It can happen - especially on paper.
My DD has just finished Y11, so the proof of the pudding will come in 5 weeks time.
She has very high target grades... 8s in everything, because she has very high CAT scores (and no SATS due to Covid). But, she is also severely dyslexic and has processing issues. She would work at a grade 8 level in class, and then get a 3 in the exams.
Anything with a coursework component, she got 100% for (we have the marks) but she found it very hard to retain information.

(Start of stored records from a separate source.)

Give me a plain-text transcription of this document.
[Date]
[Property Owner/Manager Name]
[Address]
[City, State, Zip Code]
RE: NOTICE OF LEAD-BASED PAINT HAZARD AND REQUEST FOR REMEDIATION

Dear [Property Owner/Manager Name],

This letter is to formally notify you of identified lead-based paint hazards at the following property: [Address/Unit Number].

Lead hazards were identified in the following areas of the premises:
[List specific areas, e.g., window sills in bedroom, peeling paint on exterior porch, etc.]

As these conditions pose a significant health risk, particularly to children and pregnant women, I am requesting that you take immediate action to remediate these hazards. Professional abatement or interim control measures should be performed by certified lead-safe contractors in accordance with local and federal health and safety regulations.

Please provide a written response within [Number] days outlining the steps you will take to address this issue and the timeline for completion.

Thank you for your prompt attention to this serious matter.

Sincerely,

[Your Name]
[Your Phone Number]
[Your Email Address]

Teach her a maths concept one week and as soon as she grasped it, everything would be correct and very high scores, teach her a second maths concept the following week and the same would happen. However if you chucked in a couple of questions on the first concept, not only would they be wrong, but she would question whether she had ever been taught it, despite having high scores only a week earlier. It was a complete nightmare and nobody really knew what to do bar a lot of past papers and a lot of tutoring inside and out of school.
Huge discussions about whether she should sit Foundation or Higher... what do you do with a child who can do the really hard questions at the end of the paper and is utterly stumped by the easier ones at the beginning. I did feel for the poor teacher.
We ended up choosing to reduce down to 6 GCSEs and a BTEC to try and give her the best chance of getting grades in line with her targets. And sat the Higher papers.
I had to have a lot of individual meetings with teachers to actually try and work out what on earth she was actually likely to get this year - and I still would not be able to predict her grades with any real confidence. Even the teachers were pretty lost as to what she is likely to get... we are all hoping for nice surprises on the 21st!
Happily we do not have to try and deal with A levels as she is off to a specialist college next year for her main area of interest.